Maybe you're right, Spencer. Maybe "Felina" is supposed to make us feel uncomfortable about the way it all ends. After all, Jesse escaped, but he will never be saved.
Walt was an irredeemably terrible person, and no matter what he accomplished, the world will remember him as a drug kingpin who died in a shootout. I want to believe he knew that with his dying breath. I want to believe that as he stared at his reflection, he understood that his sins would not be cleansed. That he could never undo the damage he caused. That he did not control his legacy. I want to believe, but I just don't know. All we know is what he did.
No, this wasn't a happy ending. It was a difficult one.

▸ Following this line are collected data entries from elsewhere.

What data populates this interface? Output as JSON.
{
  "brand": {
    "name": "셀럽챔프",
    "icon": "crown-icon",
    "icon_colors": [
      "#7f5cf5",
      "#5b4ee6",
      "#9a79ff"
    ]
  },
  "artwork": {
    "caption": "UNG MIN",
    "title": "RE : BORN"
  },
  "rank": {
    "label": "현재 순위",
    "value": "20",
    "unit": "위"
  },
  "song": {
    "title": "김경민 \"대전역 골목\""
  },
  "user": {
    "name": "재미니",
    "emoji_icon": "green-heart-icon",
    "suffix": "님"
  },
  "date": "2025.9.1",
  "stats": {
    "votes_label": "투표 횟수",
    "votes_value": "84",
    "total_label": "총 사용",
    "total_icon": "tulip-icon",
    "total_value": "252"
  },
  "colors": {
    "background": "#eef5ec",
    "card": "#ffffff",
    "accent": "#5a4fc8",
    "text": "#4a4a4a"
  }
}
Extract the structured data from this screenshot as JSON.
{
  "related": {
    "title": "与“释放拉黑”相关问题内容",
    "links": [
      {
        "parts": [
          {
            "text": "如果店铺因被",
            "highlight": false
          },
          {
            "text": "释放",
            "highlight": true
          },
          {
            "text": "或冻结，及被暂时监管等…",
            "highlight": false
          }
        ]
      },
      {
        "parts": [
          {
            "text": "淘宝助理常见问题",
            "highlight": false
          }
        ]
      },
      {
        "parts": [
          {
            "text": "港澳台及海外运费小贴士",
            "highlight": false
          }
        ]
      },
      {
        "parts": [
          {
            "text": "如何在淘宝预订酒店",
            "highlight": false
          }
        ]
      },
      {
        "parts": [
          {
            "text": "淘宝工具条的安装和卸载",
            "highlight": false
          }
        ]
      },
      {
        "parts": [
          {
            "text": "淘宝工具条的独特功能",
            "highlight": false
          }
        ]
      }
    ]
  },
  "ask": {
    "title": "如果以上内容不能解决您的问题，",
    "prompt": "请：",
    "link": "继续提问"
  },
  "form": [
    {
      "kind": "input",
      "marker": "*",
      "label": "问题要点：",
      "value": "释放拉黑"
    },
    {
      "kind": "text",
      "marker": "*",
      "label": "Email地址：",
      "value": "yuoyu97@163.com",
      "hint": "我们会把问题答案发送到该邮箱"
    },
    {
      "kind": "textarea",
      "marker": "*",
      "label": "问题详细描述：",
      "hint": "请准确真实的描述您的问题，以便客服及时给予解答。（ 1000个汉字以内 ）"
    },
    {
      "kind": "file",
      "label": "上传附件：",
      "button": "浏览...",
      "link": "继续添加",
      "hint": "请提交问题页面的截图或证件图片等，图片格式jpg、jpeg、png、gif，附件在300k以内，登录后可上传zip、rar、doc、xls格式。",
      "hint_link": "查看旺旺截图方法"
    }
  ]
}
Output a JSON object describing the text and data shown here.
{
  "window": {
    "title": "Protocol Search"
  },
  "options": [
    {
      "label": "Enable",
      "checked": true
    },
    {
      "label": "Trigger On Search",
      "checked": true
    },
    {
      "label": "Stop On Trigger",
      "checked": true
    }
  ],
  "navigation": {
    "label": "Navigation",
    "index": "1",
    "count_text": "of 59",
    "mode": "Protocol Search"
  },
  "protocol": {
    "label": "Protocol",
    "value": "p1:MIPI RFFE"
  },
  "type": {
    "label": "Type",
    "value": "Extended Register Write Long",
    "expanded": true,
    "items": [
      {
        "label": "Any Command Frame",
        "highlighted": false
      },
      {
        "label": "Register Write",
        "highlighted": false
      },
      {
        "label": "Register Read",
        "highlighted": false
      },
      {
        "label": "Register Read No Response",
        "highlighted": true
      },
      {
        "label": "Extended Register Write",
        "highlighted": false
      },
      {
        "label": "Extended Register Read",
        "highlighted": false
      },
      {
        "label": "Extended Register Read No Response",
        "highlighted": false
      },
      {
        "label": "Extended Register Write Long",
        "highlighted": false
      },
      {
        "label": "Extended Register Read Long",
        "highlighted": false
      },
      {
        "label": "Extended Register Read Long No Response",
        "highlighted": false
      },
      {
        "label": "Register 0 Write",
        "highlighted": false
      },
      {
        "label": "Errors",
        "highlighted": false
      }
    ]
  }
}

Gould: Happy. I'm inclined to agree with Spencer—albeit assuming something other than the usual sense of the word. Chris, you want to believe Walt died reflecting clearly on the magnitude of his failure as a human being and the death and destruction this failure has brought to so many lives. ("I Want to Believe": It's a good motto for affirming a series created by a former writer and producer for The X-Files.) But I saw none of that.
Walt did confess his selfishness to Skyler: Despite being able to leave millions to his family, he knows he built the Heisenberg empire for himself: "I liked it." I don't know if it's clear to me that this confession is the full recognition of his own evil you interpret it as, Chris, though you may be right. It's certainly not clear to me that Walt regrets anything he's done. He's provided for his family, which, in his pride, he seems to care more about than he cares about what he's done to them along the way. He's humiliated Gretchen and Elliott, who are together a major, if not the main, focus of his anger and resentment. And he's destroyed his enemies—and along with them the capability for anyone to "steal" his work ever again.